6. The three-dimension ceramics structure as recited in claim 3, wherein high-performance material is adhered to a surface of said three-dimension fabric-like ceramics structure.

7. A method for manufacturing a three-dimension ceramics structure, including the steps of:

immersing a three-dimension structural fabric having penetrated apertures into ceramics slurry; and

baking said three-dimension structural fabric raised from said ceramics slurry at a predetermined temperature to eliminate organic components of said three-dimension structural fabric to thereby obtain said three-dimension ceramics structure.

8. The method for manufacturing a three-dimension ceramics structure as recited in claim 7, wherein said ceramics slurry contains organic bonding agents.

9. The method for manufacturing a three-dimension ceramics structure as recited in claim 7, wherein said three-dimension structural fabric comprises upper and lower fabric layers disposed at a certain distance and each having a plurality of apertures and connecting yarns connecting said upper and lower fabric layers.

10. The method for manufacturing a three-dimension ceramics structure as recited in claim 8, wherein said three-dimension structural fabric comprises upper and lower fabric layers disposed at a certain distance and each having a plurality of apertures and connecting yarns connecting said upper and lower fabric layers.

11. The method for manufacturing a three-dimension ceramics structure as recited in claim 9, wherein at least some of said connecting yarn include a monofilament yarn of from 100 to 2000 denier.

12. The method for manufacturing a three-dimension ceramics structure as recited in claim 11, wherein a combined yarn made by combining one or two kinds of yarns selected from the group including a spun yarn and a multifilament yarn with a monofilament yarn of from 100 to 2000 denier is used as said connecting yarn.

13. The method for manufacturing a three-dimension ceramics structure as recited in claim 11, wherein one or two kinds of yarns selected from the group including a spun yarn and a multifilament yarn and a monofilament yarn of from 100 to 2000 denier are independently used as said connecting yarn, without using as their combination.

14. The method for manufacturing a three-dimension ceramics structure as recited in claim 11, wherein at least some of yarns constituting said upper and lower fabric layers include one or two kinds of yarns selected from the group including a spun yarn and a multifilament yarn.

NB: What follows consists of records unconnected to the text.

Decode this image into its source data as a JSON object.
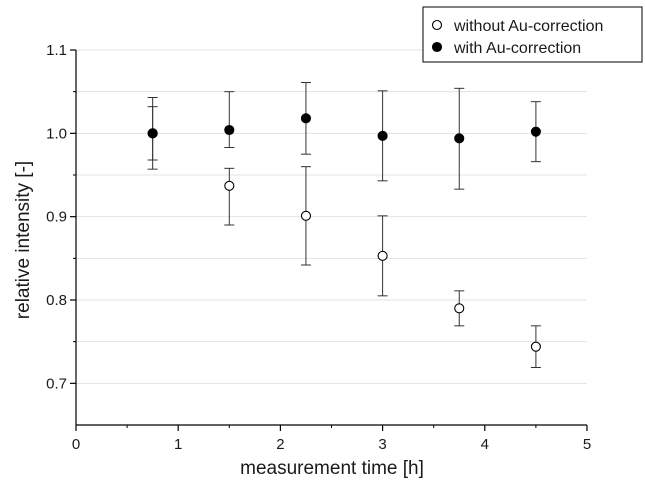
{
  "chart_data": {
    "type": "scatter",
    "xlabel": "measurement time [h]",
    "ylabel": "relative intensity [-]",
    "xlim": [
      0,
      5
    ],
    "ylim": [
      0.65,
      1.1
    ],
    "xticks": [
      0,
      1,
      2,
      3,
      4,
      5
    ],
    "yticks": [
      0.7,
      0.8,
      0.9,
      1.0,
      1.1
    ],
    "xtick_labels": [
      "0",
      "1",
      "2",
      "3",
      "4",
      "5"
    ],
    "ytick_labels": [
      "0.7",
      "0.8",
      "0.9",
      "1.0",
      "1.1"
    ],
    "grid": "horizontal",
    "legend_position": "top-right",
    "series": [
      {
        "name": "without Au-correction",
        "marker": "open-circle",
        "x": [
          0.75,
          1.5,
          2.25,
          3.0,
          3.75,
          4.5
        ],
        "y": [
          1.0,
          0.937,
          0.901,
          0.853,
          0.79,
          0.744
        ],
        "err_low": [
          0.032,
          0.047,
          0.059,
          0.048,
          0.021,
          0.025
        ],
        "err_high": [
          0.032,
          0.021,
          0.059,
          0.048,
          0.021,
          0.025
        ]
      },
      {
        "name": "with Au-correction",
        "marker": "filled-circle",
        "x": [
          0.75,
          1.5,
          2.25,
          3.0,
          3.75,
          4.5
        ],
        "y": [
          1.0,
          1.004,
          1.018,
          0.997,
          0.994,
          1.002
        ],
        "err_low": [
          0.043,
          0.021,
          0.043,
          0.054,
          0.061,
          0.036
        ],
        "err_high": [
          0.043,
          0.046,
          0.043,
          0.054,
          0.06,
          0.036
        ]
      }
    ]
  }
}
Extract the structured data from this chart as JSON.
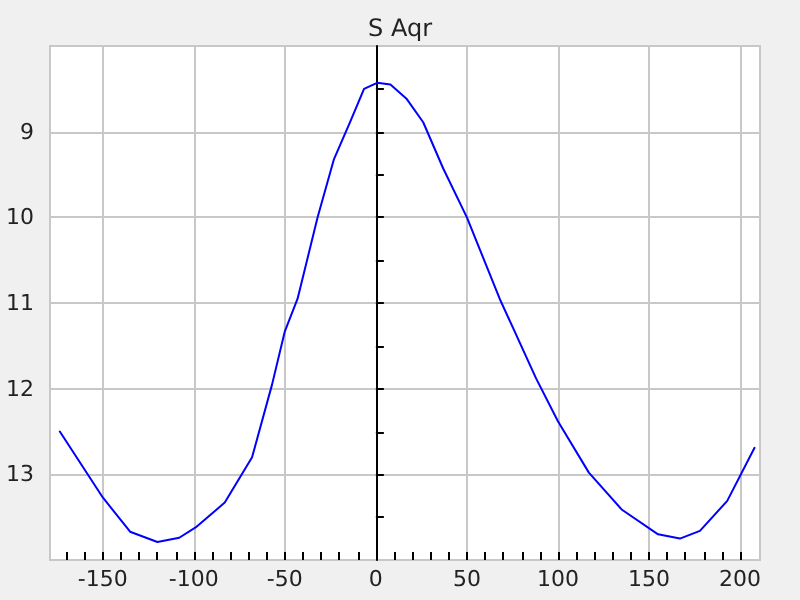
{
  "chart_data": {
    "type": "line",
    "title": "S Aqr",
    "x": [
      -173.6,
      -150,
      -135,
      -120,
      -108,
      -99,
      -83,
      -68,
      -57,
      -50,
      -43,
      -32,
      -23,
      -14,
      -6.5,
      0.7,
      8,
      17,
      26,
      37,
      50,
      68,
      88,
      100,
      117,
      135,
      155,
      167,
      178,
      193,
      208
    ],
    "series": [
      {
        "color": "#0000ff",
        "values": [
          12.5,
          13.27,
          13.67,
          13.79,
          13.74,
          13.62,
          13.33,
          12.8,
          11.95,
          11.33,
          10.95,
          10.0,
          9.32,
          8.88,
          8.5,
          8.43,
          8.45,
          8.62,
          8.89,
          9.43,
          10.0,
          10.95,
          11.88,
          12.38,
          12.98,
          13.41,
          13.7,
          13.75,
          13.66,
          13.31,
          12.69
        ]
      }
    ],
    "xlim": [
      -179,
      211
    ],
    "ylim": [
      14,
      8
    ],
    "xticks": [
      {
        "value": -170,
        "label": null
      },
      {
        "value": -160,
        "label": null
      },
      -150,
      {
        "value": -140,
        "label": null
      },
      {
        "value": -130,
        "label": null
      },
      {
        "value": -120,
        "label": null
      },
      {
        "value": -110,
        "label": null
      },
      -100,
      {
        "value": -90,
        "label": null
      },
      {
        "value": -80,
        "label": null
      },
      {
        "value": -70,
        "label": null
      },
      {
        "value": -60,
        "label": null
      },
      -50,
      {
        "value": -40,
        "label": null
      },
      {
        "value": -30,
        "label": null
      },
      {
        "value": -20,
        "label": null
      },
      {
        "value": -10,
        "label": null
      },
      0,
      {
        "value": 10,
        "label": null
      },
      {
        "value": 20,
        "label": null
      },
      {
        "value": 30,
        "label": null
      },
      {
        "value": 40,
        "label": null
      },
      50,
      {
        "value": 60,
        "label": null
      },
      {
        "value": 70,
        "label": null
      },
      {
        "value": 80,
        "label": null
      },
      {
        "value": 90,
        "label": null
      },
      100,
      {
        "value": 110,
        "label": null
      },
      {
        "value": 120,
        "label": null
      },
      {
        "value": 130,
        "label": null
      },
      {
        "value": 140,
        "label": null
      },
      150,
      {
        "value": 160,
        "label": null
      },
      {
        "value": 170,
        "label": null
      },
      {
        "value": 180,
        "label": null
      },
      {
        "value": 190,
        "label": null
      },
      200
    ],
    "yticks": [
      {
        "value": 8.5,
        "label": null
      },
      9,
      {
        "value": 9.5,
        "label": null
      },
      10,
      {
        "value": 10.5,
        "label": null
      },
      11,
      {
        "value": 11.5,
        "label": null
      },
      12,
      {
        "value": 12.5,
        "label": null
      },
      13,
      {
        "value": 13.5,
        "label": null
      }
    ],
    "grid": true,
    "marker": "none",
    "line_style": "solid"
  }
}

15. The method for manufacturing a three-dimension ceramics structure as recited in claim 12, wherein at least some of yarns constituting said upper and lower fabric layers include one or two kinds of yarns selected from the group including a spun yarn and a multifilament yarn.

16. The method for manufacturing a three-dimension ceramics structure as recited in claim 13, wherein at least some of yarns constituting said upper and lower fabric layers include one or two kinds of yarns selected from the group including a spun yarn and a multifilament yarn.

17. A three-dimension ceramics structure, comprising a three-dimension fabric-like structure made of ceramics.

18. The three-dimension ceramics structure as recited in claim 17, wherein said fabric-like structure comprises upper and lower fabric-like layers disposed at a certain distance and an intermediate yarn-like connecting layer connecting said upper fabric-like layer with said lower fabric-like layer.

19. The three-dimension ceramics structure as recited in claim 17, further comprising one or a plurality of intermediate fabric-like ceramics layers disposed between said upper and lower fabric-like ceramics layers.

20. The three-dimension ceramics structure as recited in claim 17, wherein high-performance material is adhered to a surface of said fabric-like ceramics structure.

21. The three-dimension ceramics structure as recited in claim 20, wherein said high-performance material is catalyst or adsorbent.